Ovarian cancer patients who are less likely to respond to a PARP (Poly ADP ribose polymerase) inhibitor had a partial shrinkage in the tumor when a kinase inhibitor was added for treatment, finds a new study from the Dana-Farber Cancer Institute.
Panagiotis Konstantinopoulos, MD, Ph.D., said, "When we combined the two drugs, we obtained a very good response rate - as high as 36 percent in patients with ovarian cancer that was resistant to platinum-based chemotherapy."
‘Olaparib drug along with a kinase inhibitor may help to boost treatment for ovarian cancer patients.’
The findings were presented during a clinical trials mini-symposium, at the annual meeting of the American Association for Cancer Research (AACR).
The research study was conducted with twenty-eight patients who had high-grade serous ovarian cancer. Olaparib drug is a PARP inhibitor which is given along with an investigational alpha-specific P13-Kinase inhibitor, BYL719 in phase I trial.
Out of the 26 patients, 28 of them had platinum-resistant cancer. Konstantinopoulos, medical oncologist said, that such patients responded to a PARP inhibitor for as low as 4%
Pre-clinical studies showed that adding a P13K inhibitor may sensitize the cancer cells to the effects of the PARP inhibitor and may impair the ability of tumor cells to repair the DNA damage.
The findings of the study showed that the median duration of the response in the ovarian cancer patients was about 5.5 months.
Konstantinopoulos, said, that 5.5months would be a good duration of response in the patient population. Five patients were found to be remaining on treatment at the time of presentation.

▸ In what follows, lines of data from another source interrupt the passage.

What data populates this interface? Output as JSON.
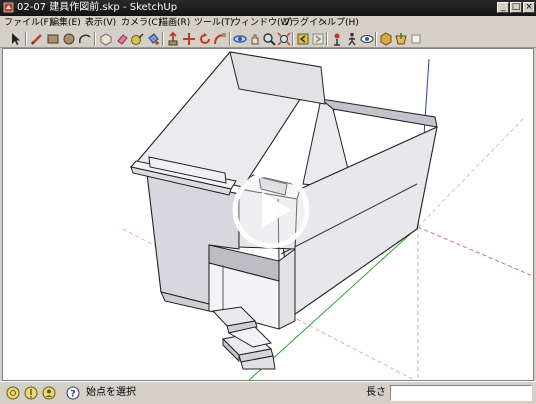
{
  "window": {
    "title": "02-07 建具作図前.skp - SketchUp",
    "controls": {
      "minimize": "_",
      "maximize": "□",
      "close": "×"
    }
  },
  "menu": [
    {
      "label": "ファイル(F)"
    },
    {
      "label": "編集(E)"
    },
    {
      "label": "表示(V)"
    },
    {
      "label": "カメラ(C)"
    },
    {
      "label": "描画(R)"
    },
    {
      "label": "ツール(T)"
    },
    {
      "label": "ウィンドウ(W)"
    },
    {
      "label": "プラグイン"
    },
    {
      "label": "ヘルプ(H)"
    }
  ],
  "toolbar": {
    "tools": [
      "select-icon",
      "pencil-line-icon",
      "rectangle-icon",
      "circle-icon",
      "arc-icon",
      "make-component-icon",
      "eraser-icon",
      "tape-measure-icon",
      "paint-bucket-icon",
      "push-pull-icon",
      "move-icon",
      "rotate-icon",
      "follow-me-icon",
      "orbit-icon",
      "pan-icon",
      "zoom-icon",
      "zoom-extents-icon",
      "prev-view-icon",
      "next-view-icon",
      "position-camera-icon",
      "walk-icon",
      "look-around-icon",
      "get-models-icon",
      "share-model-icon",
      "components-icon"
    ]
  },
  "viewport": {
    "play_overlay": "play-button-icon"
  },
  "status": {
    "hint": "始点を選択",
    "measurements_label": "長さ",
    "measurements_value": ""
  }
}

Four of the 28 patients discontinued the therapy due to toxicity.
The drug is approved for treating platinum-resistant ovarian cancer in women with germline breast cancer gene mutation. The drug mainly acts by killing the cancer cells.
- Decreased appetite
- Breathing difficulties
- Sleep disturbances
- Pale skin
In the present trial, the response rate may be 29% in women without germline BRCA (Breast cancer gene mutations). This was not much lower than the rate of 33% in patients who were without the inherited BRCA mutations.
Konstantinopoulos said, "The activity of this combination in ovarian cancer patients without germline BRCA mutations and with platinum-resistant disease was higher than expected from olaparib monotherapy and warrants further investigation."